Calculating your inventory turnover (times/year) is straightforward once you know the Inventory Turnover formula and what each input means. This guide explains the method in plain language, walks through a manual calculation, and gives worked examples you can follow — then you can do it instantly with the Inventory Turnover Calculator.
What is Inventory Turnover?
The Inventory Turnover calculation tells you your inventory turnover (times/year) from a few simple inputs. The figure you are solving for here is the inventory turnover (times/year).
The Inventory Turnover formula
The core formula is:
Inventory turnover (times/year) = Cost of goods sold (year) ÷ Average inventory
Here is what each input means:
- Cost of goods sold (year) — a money amount. Example: ₹60,00,000.
- Average inventory — a money amount. Example: ₹10,00,000.
How to calculate it step by step
- Write down the cost of goods sold (year) (for example, ₹60,00,000).
- Write down the average inventory (for example, ₹10,00,000).
- Apply the formula above to get your inventory turnover (times/year).
- Double-check the result with the Inventory Turnover Calculator.
Worked examples
Example 1
| Input / Output | Value |
|---|---|
| Cost of goods sold (year) | ₹60,00,000 |
| Average inventory | ₹10,00,000 |
| Inventory turnover (times/year) | 6.00 |
| Days inventory outstanding | 60.8 |
With cost of goods sold (year) of ₹60,00,000 and average inventory of ₹10,00,000, the inventory turnover (times/year) works out to 6.00.
Example 2
With cost of goods sold (year) of ₹1,20,00,000 and average inventory of ₹10,00,000, the inventory turnover (times/year) works out to 12.00.
| Result | Value |
|---|---|
| Inventory turnover (times/year) | 12.00 |
| Days inventory outstanding | 30.4 |
Example 3
With cost of goods sold (year) of ₹30,00,000 and average inventory of ₹10,00,000, the inventory turnover (times/year) works out to 3.00.
| Result | Value |
|---|---|
| Inventory turnover (times/year) | 3.00 |
| Days inventory outstanding | 121.7 |
Tips for an accurate result
- Keep your units consistent — mixing, say, months with years or grams with kilograms is the most common source of error.

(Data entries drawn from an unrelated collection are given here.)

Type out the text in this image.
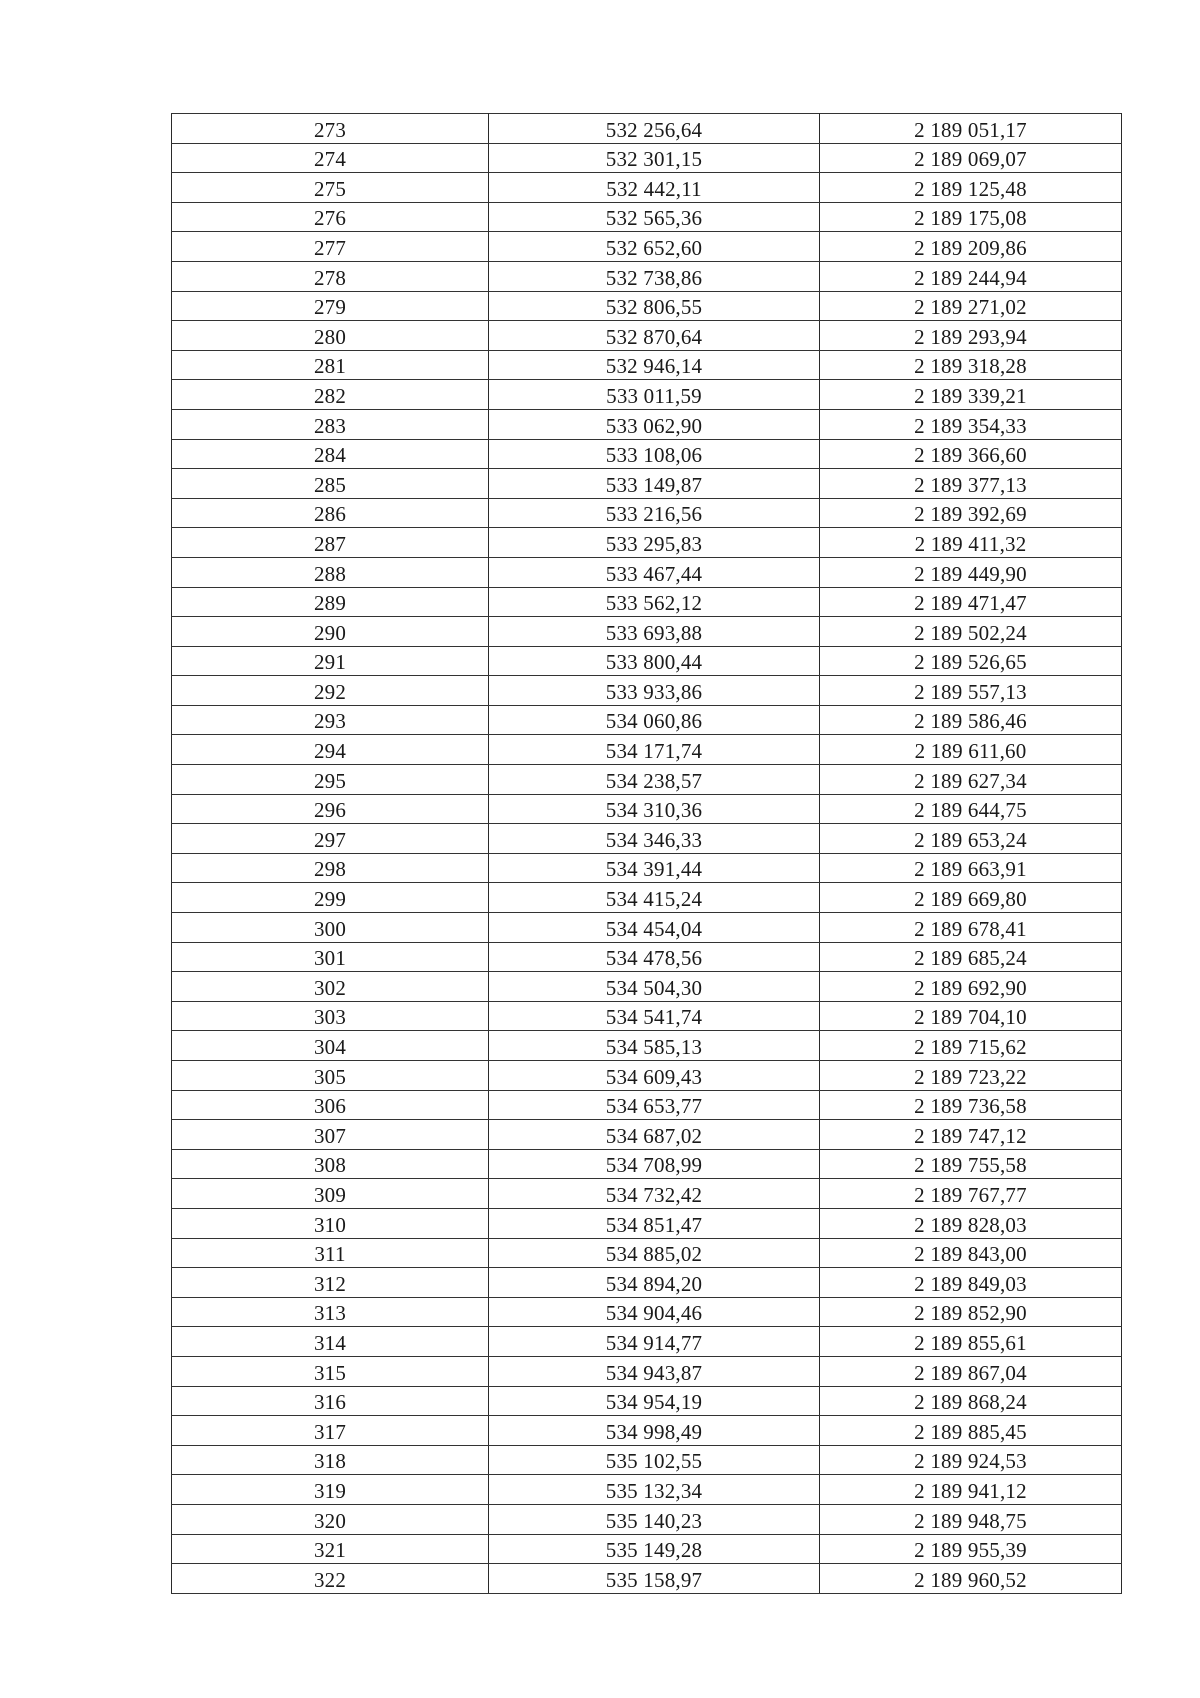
273	532 256,64	2 189 051,17
274	532 301,15	2 189 069,07
275	532 442,11	2 189 125,48
276	532 565,36	2 189 175,08
277	532 652,60	2 189 209,86
278	532 738,86	2 189 244,94
279	532 806,55	2 189 271,02
280	532 870,64	2 189 293,94
281	532 946,14	2 189 318,28
282	533 011,59	2 189 339,21
283	533 062,90	2 189 354,33
284	533 108,06	2 189 366,60
285	533 149,87	2 189 377,13
286	533 216,56	2 189 392,69
287	533 295,83	2 189 411,32
288	533 467,44	2 189 449,90
289	533 562,12	2 189 471,47
290	533 693,88	2 189 502,24
291	533 800,44	2 189 526,65
292	533 933,86	2 189 557,13
293	534 060,86	2 189 586,46
294	534 171,74	2 189 611,60
295	534 238,57	2 189 627,34
296	534 310,36	2 189 644,75
297	534 346,33	2 189 653,24
298	534 391,44	2 189 663,91
299	534 415,24	2 189 669,80
300	534 454,04	2 189 678,41
301	534 478,56	2 189 685,24
302	534 504,30	2 189 692,90
303	534 541,74	2 189 704,10
304	534 585,13	2 189 715,62
305	534 609,43	2 189 723,22
306	534 653,77	2 189 736,58
307	534 687,02	2 189 747,12
308	534 708,99	2 189 755,58
309	534 732,42	2 189 767,77
310	534 851,47	2 189 828,03
311	534 885,02	2 189 843,00
312	534 894,20	2 189 849,03
313	534 904,46	2 189 852,90
314	534 914,77	2 189 855,61
315	534 943,87	2 189 867,04
316	534 954,19	2 189 868,24
317	534 998,49	2 189 885,45
318	535 102,55	2 189 924,53
319	535 132,34	2 189 941,12
320	535 140,23	2 189 948,75
321	535 149,28	2 189 955,39
322	535 158,97	2 189 960,52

- Round only at the very end. Rounding inputs early can shift the final answer noticeably.
- Re-run the numbers whenever an input changes, rather than estimating from an old result.

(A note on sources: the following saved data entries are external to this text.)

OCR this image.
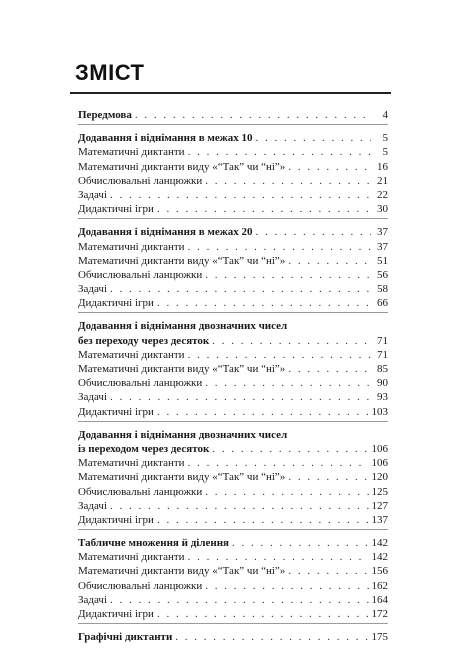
ЗМІСТ
Передмова . . .	4
Додавання і віднімання в межах 10 . . .	5
Математичні диктанти . . .	5
Математичні диктанти виду «“Так” чи “ні”» . . .	16
Обчислювальні ланцюжки . . .	21
Задачі . . .	22
Дидактичні ігри . . .	30
Додавання і віднімання в межах 20 . . .	37
Математичні диктанти . . .	37
Математичні диктанти виду «“Так” чи “ні”» . . .	51
Обчислювальні ланцюжки . . .	56
Задачі . . .	58
Дидактичні ігри . . .	66
Додавання і віднімання двозначних чисел
без переходу через десяток . . .	71
Математичні диктанти . . .	71
Математичні диктанти виду «“Так” чи “ні”» . . .	85
Обчислювальні ланцюжки . . .	90
Задачі . . .	93
Дидактичні ігри . . .	103
Додавання і віднімання двозначних чисел
із переходом через десяток . . .	106
Математичні диктанти . . .	106
Математичні диктанти виду «“Так” чи “ні”» . . .	120
Обчислювальні ланцюжки . . .	125
Задачі . . .	127
Дидактичні ігри . . .	137
Табличне множення й ділення . . .	142
Математичні диктанти . . .	142
Математичні диктанти виду «“Так” чи “ні”» . . .	156
Обчислювальні ланцюжки . . .	162
Задачі . . .	164
Дидактичні ігри . . .	172
Графічні диктанти . . .	175
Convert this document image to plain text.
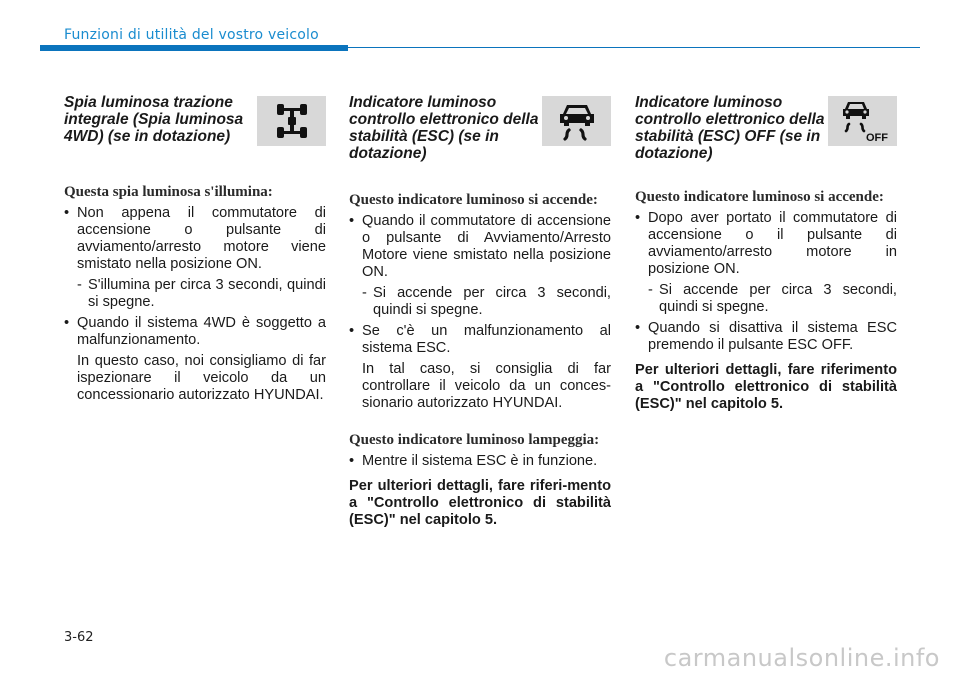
Funzioni di utilità del vostro veicolo

Spia luminosa trazione integrale (Spia luminosa 4WD) (se in dotazione)

Questa spia luminosa s'illumina:

• Non appena il commutatore di accensione o pulsante di avviamento/arresto motore viene smistato nella posizione ON.
- S'illumina per circa 3 secondi, quindi si spegne.
• Quando il sistema 4WD è soggetto a malfunzionamento.

In questo caso, noi consigliamo di far ispezionare il veicolo da un concessionario autorizzato HYUNDAI.

Indicatore luminoso controllo elettronico della stabilità (ESC) (se in dotazione)

Questo indicatore luminoso si accende:

• Quando il commutatore di accensione o pulsante di Avviamento/Arresto Motore viene smistato nella posizione ON.
- Si accende per circa 3 secondi, quindi si spegne.
• Se c'è un malfunzionamento al sistema ESC.

In tal caso, si consiglia di far controllare il veicolo da un conces-sionario autorizzato HYUNDAI.

Questo indicatore luminoso lampeggia:

• Mentre il sistema ESC è in funzione.

Per ulteriori dettagli, fare riferi-mento a "Controllo elettronico di stabilità (ESC)" nel capitolo 5.

Indicatore luminoso controllo elettronico della stabilità (ESC) OFF (se in dotazione)

OFF

Questo indicatore luminoso si accende:

• Dopo aver portato il commutatore di accensione o il pulsante di avviamento/arresto motore in posizione ON.
- Si accende per circa 3 secondi, quindi si spegne.
• Quando si disattiva il sistema ESC premendo il pulsante ESC OFF.

Per ulteriori dettagli, fare riferimento a "Controllo elettronico di stabilità (ESC)" nel capitolo 5.

3-62
carmanualsonline.info
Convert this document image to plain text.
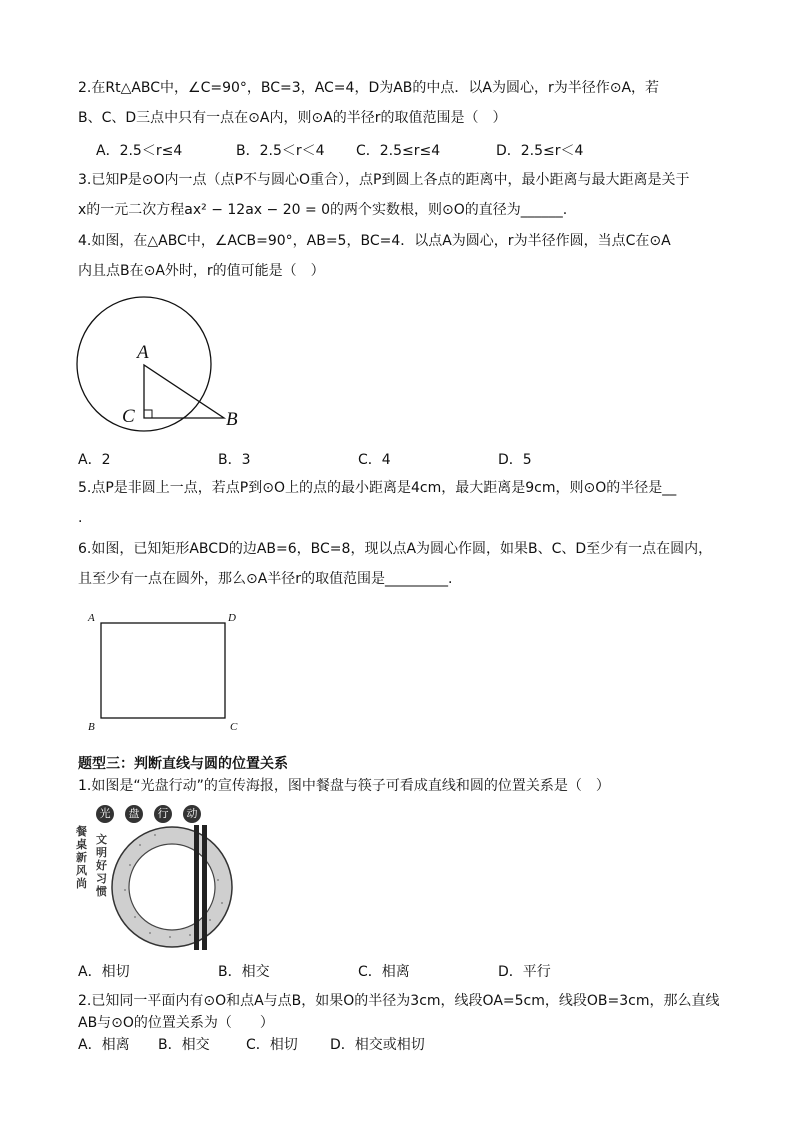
2.在Rt△ABC中，∠C=90°，BC=3，AC=4，D为AB的中点．以A为圆心，r为半径作⊙A，若
B、C、D三点中只有一点在⊙A内，则⊙A的半径r的取值范围是（　）
A．2.5＜r≤4	B．2.5＜r＜4 C．2.5≤r≤4	D．2.5≤r＜4
3.已知P是⊙O内一点（点P不与圆心O重合），点P到圆上各点的距离中，最小距离与最大距离是关于
x的一元二次方程ax² − 12ax − 20 = 0的两个实数根，则⊙O的直径为______.
4.如图，在△ABC中，∠ACB=90°，AB=5，BC=4．以点A为圆心，r为半径作圆，当点C在⊙A
内且点B在⊙A外时，r的值可能是（　）
A
C	B
A．2	B．3	C．4	D．5
5.点P是非圆上一点，若点P到⊙O上的点的最小距离是4cm，最大距离是9cm，则⊙O的半径是__
.
6.如图，已知矩形ABCD的边AB=6，BC=8，现以点A为圆心作圆，如果B、C、D至少有一点在圆内，
且至少有一点在圆外，那么⊙A半径r的取值范围是_________.
A	D
B	C
题型三：判断直线与圆的位置关系
1.如图是“光盘行动”的宣传海报，图中餐盘与筷子可看成直线和圆的位置关系是（　）
光	盘	行	动
餐桌新风尚
文明好习惯
A．相切	B．相交	C．相离	D．平行
2.已知同一平面内有⊙O和点A与点B，如果O的半径为3cm，线段OA=5cm，线段OB=3cm，那么直线
AB与⊙O的位置关系为（　　）
A．相离 B．相交	C．相切 D．相交或相切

Prefer not to do the maths by hand? — the Inventory Turnover Calculator does it instantly, for free, with the formula and a worked example built in.
Related calculators
Continue exploring business calculators with these tools: Discount Calculator, Price Elasticity of Demand Calculator, Profit Margin Calculator, Gross Profit Calculator, ROI Calculator.